Who Owns and Operates Gardens Nursing And Rehab Center?

GARDENS NURSING AND REHAB CENTER is owned by a for-profit company. For-profit facilities operate as businesses with obligations to shareholders or private owners. The facility is operated by ELIYAHU MIRLIS, a chain that manages multiple nursing homes. With 120 certified beds and approximately 108 residents (about 90% occupancy), it is a mid-sized facility located in MIAMI, Florida.

How Does Gardens Nursing And Rehab Center Compare to Other Florida Nursing Homes?

Compared to the 100 nursing homes in Florida, GARDENS NURSING AND REHAB CENTER's overall rating (2 stars) is below the state average of 3.2, staff turnover (26%) is significantly lower than the state average of 46%, and health inspection rating (1 stars) is much below the national benchmark.

What Should Families Ask When Visiting Gardens Nursing And Rehab Center?

Based on this facility's data, families visiting should ask: "What changes have been made since the serious inspection findings, and how are you preventing similar issues?" "Can I visit during a mealtime to observe dining assistance and food quality?" "How do you handle medical emergencies, and what is your hospital transfer rate?" "Can I speak with family members of current residents about their experience?" These questions are particularly relevant given the facility's Immediate Jeopardy citations.

Is Gardens Nursing And Rehab Center Safe?

Based on CMS inspection data, GARDENS NURSING AND REHAB CENTER has documented safety concerns. Inspectors have issued 4 Immediate Jeopardy citations (the most serious violation level indicating risk of serious injury or death). The facility is currently on the Special Focus Facility watch list (a federal program monitoring the lowest-performing 1% of nursing homes nationwide). The facility has a 2-star overall rating and ranks #100 of 100 nursing homes in Florida. Families considering this facility should ask detailed questions about what corrective actions have been taken since these incidents.

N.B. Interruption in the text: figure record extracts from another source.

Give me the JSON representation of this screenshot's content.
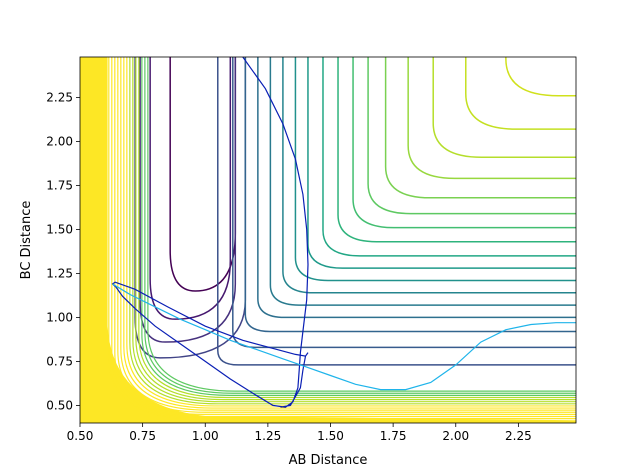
{
  "chart_data": {
    "type": "contour",
    "title": "",
    "xlabel": "AB Distance",
    "ylabel": "BC Distance",
    "xlim": [
      0.5,
      2.48
    ],
    "ylim": [
      0.4,
      2.48
    ],
    "xticks": [
      "0.50",
      "0.75",
      "1.00",
      "1.25",
      "1.50",
      "1.75",
      "2.00",
      "2.25"
    ],
    "yticks": [
      "0.50",
      "0.75",
      "1.00",
      "1.25",
      "1.50",
      "1.75",
      "2.00",
      "2.25"
    ],
    "grid": false,
    "legend": "none",
    "colormap": [
      "#440154",
      "#3b528b",
      "#21918c",
      "#5ec962",
      "#fde725"
    ],
    "contour_levels": [
      {
        "xmin": 0.86,
        "ymin": 1.23,
        "color": "#440154",
        "kind": "well"
      },
      {
        "xmin": 0.78,
        "ymin": 1.07,
        "color": "#46186f",
        "kind": "well"
      },
      {
        "xmin": 0.74,
        "ymin": 0.94,
        "color": "#46317e",
        "kind": "well"
      },
      {
        "xmin": 0.72,
        "ymin": 0.85,
        "color": "#414487",
        "kind": "well"
      },
      {
        "xmin": 1.05,
        "ymin": 0.73,
        "color": "#3b528b",
        "kind": "open"
      },
      {
        "xmin": 1.11,
        "ymin": 0.83,
        "color": "#375b8d",
        "kind": "open"
      },
      {
        "xmin": 1.16,
        "ymin": 0.92,
        "color": "#32658e",
        "kind": "open"
      },
      {
        "xmin": 1.21,
        "ymin": 1.0,
        "color": "#2d708e",
        "kind": "open"
      },
      {
        "xmin": 1.26,
        "ymin": 1.07,
        "color": "#297a8e",
        "kind": "open"
      },
      {
        "xmin": 1.31,
        "ymin": 1.14,
        "color": "#25848e",
        "kind": "open"
      },
      {
        "xmin": 1.36,
        "ymin": 1.21,
        "color": "#21918c",
        "kind": "open"
      },
      {
        "xmin": 1.41,
        "ymin": 1.28,
        "color": "#1f9a8a",
        "kind": "open"
      },
      {
        "xmin": 1.47,
        "ymin": 1.35,
        "color": "#22a785",
        "kind": "open"
      },
      {
        "xmin": 1.53,
        "ymin": 1.43,
        "color": "#2eb37c",
        "kind": "open"
      },
      {
        "xmin": 1.59,
        "ymin": 1.51,
        "color": "#42be71",
        "kind": "open"
      },
      {
        "xmin": 1.65,
        "ymin": 1.59,
        "color": "#5ec962",
        "kind": "open"
      },
      {
        "xmin": 1.72,
        "ymin": 1.68,
        "color": "#7ad151",
        "kind": "open"
      },
      {
        "xmin": 1.81,
        "ymin": 1.79,
        "color": "#98d83e",
        "kind": "open"
      },
      {
        "xmin": 1.91,
        "ymin": 1.91,
        "color": "#b5de2b",
        "kind": "open"
      },
      {
        "xmin": 2.04,
        "ymin": 2.07,
        "color": "#c4e021",
        "kind": "open"
      },
      {
        "xmin": 2.2,
        "ymin": 2.26,
        "color": "#d0e11c",
        "kind": "open"
      },
      {
        "xmin": 2.42,
        "ymin": 2.46,
        "color": "#e5e419",
        "kind": "open"
      }
    ],
    "series": [
      {
        "color": "#0a1fb5",
        "x": [
          1.15,
          1.24,
          1.31,
          1.36,
          1.39,
          1.405,
          1.41,
          1.405,
          1.39,
          1.38,
          1.375,
          1.37,
          1.35,
          1.32,
          1.27,
          1.2,
          1.1,
          1.0,
          0.9,
          0.8,
          0.72,
          0.67,
          0.645,
          0.63,
          0.64,
          0.72,
          0.85,
          1.0,
          1.15,
          1.28,
          1.36,
          1.4,
          1.41,
          1.4,
          1.39,
          1.38,
          1.34,
          1.3
        ],
        "y": [
          2.48,
          2.3,
          2.1,
          1.9,
          1.7,
          1.5,
          1.3,
          1.1,
          0.92,
          0.8,
          0.7,
          0.6,
          0.52,
          0.49,
          0.5,
          0.56,
          0.65,
          0.75,
          0.85,
          0.95,
          1.05,
          1.12,
          1.17,
          1.19,
          1.2,
          1.16,
          1.06,
          0.95,
          0.87,
          0.82,
          0.79,
          0.78,
          0.8,
          0.78,
          0.7,
          0.6,
          0.5,
          0.49
        ]
      },
      {
        "color": "#1fb4ea",
        "x": [
          0.63,
          0.7,
          0.8,
          0.9,
          1.0,
          1.1,
          1.2,
          1.3,
          1.4,
          1.5,
          1.6,
          1.7,
          1.8,
          1.9,
          2.0,
          2.1,
          2.2,
          2.3,
          2.4,
          2.48
        ],
        "y": [
          1.19,
          1.13,
          1.06,
          0.99,
          0.93,
          0.87,
          0.82,
          0.77,
          0.72,
          0.67,
          0.62,
          0.59,
          0.59,
          0.63,
          0.73,
          0.86,
          0.93,
          0.96,
          0.97,
          0.97
        ]
      }
    ]
  }
}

Do Nurses at Gardens Nursing And Rehab Center Stick Around?

Staff at GARDENS NURSING AND REHAB CENTER tend to stick around. With a turnover rate of 26%, the facility is 20 percentage points below the Florida average of 46%. Low turnover is a positive sign. It means caregivers have time to learn each resident's needs, medications, and personal preferences. Consistent staff also notice subtle changes in a resident's condition more quickly.

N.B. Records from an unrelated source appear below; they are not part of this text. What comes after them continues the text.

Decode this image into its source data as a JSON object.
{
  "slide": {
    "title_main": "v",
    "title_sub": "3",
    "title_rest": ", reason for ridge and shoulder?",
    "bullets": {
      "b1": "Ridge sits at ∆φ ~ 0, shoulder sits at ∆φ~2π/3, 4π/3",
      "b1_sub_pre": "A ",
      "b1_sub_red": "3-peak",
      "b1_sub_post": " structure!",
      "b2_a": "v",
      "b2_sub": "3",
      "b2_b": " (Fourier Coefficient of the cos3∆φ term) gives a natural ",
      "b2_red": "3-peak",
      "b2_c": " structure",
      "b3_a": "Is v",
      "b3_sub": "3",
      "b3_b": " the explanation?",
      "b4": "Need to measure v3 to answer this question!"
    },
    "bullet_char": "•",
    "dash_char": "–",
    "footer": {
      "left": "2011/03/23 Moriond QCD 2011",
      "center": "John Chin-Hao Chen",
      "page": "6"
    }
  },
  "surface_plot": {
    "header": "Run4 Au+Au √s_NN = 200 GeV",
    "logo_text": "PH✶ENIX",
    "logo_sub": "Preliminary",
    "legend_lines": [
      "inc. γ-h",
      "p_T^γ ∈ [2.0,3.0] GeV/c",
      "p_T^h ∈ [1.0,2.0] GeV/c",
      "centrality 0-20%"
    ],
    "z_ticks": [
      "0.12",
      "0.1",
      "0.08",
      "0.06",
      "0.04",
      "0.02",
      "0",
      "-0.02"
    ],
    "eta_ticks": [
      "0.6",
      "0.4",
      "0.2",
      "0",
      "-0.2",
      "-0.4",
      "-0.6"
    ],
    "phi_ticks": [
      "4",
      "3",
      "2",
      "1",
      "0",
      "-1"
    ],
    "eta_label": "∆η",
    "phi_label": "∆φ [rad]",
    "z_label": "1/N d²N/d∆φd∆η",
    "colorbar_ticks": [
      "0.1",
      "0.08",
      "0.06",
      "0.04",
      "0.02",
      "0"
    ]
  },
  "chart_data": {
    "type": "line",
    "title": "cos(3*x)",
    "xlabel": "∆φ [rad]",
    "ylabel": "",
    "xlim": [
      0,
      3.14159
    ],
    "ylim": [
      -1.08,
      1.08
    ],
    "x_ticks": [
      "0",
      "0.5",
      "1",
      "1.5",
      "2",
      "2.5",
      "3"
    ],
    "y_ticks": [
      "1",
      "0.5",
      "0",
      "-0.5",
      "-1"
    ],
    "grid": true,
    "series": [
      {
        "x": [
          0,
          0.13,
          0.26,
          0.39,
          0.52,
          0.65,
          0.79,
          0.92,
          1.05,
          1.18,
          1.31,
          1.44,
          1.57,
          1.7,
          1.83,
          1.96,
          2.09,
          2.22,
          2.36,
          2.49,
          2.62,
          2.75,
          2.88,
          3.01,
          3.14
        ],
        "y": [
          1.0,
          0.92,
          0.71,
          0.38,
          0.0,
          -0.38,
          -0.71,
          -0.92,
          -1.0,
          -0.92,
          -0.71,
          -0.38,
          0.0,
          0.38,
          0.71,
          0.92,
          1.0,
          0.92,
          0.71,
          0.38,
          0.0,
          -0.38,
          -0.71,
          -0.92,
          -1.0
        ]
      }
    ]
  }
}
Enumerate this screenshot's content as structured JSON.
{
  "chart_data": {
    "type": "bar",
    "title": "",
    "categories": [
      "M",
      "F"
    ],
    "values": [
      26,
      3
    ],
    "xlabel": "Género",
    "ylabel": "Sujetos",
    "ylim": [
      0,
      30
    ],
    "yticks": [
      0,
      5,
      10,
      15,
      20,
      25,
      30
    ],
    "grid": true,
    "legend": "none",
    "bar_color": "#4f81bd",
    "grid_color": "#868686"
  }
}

Was Gardens Nursing And Rehab Center Ever Fined?

GARDENS NURSING AND REHAB CENTER has been fined $277,745 across 6 penalty actions. This is 7.7x the Florida average of $35,856. Fines at this level are uncommon and typically indicate a pattern of serious deficiencies, repeated violations, or failure to correct problems promptly. CMS reserves penalties of this magnitude for facilities that pose significant, documented risk to resident health or safety. Families should request specific documentation of what issues led to these fines and what systemic changes have been implemented.

Is Gardens Nursing And Rehab Center on Any Federal Watch List?

GARDENS NURSING AND REHAB CENTER is currently an SFF Candidate, meaning CMS has identified it as potentially qualifying for the Special Focus Facility watch list. SFF Candidates have a history of serious deficiencies but haven't yet reached the threshold for full SFF designation. The facility is being monitored more closely — if problems continue, it may be added to the official watch list. Families should ask what the facility is doing to address the issues that led to this status.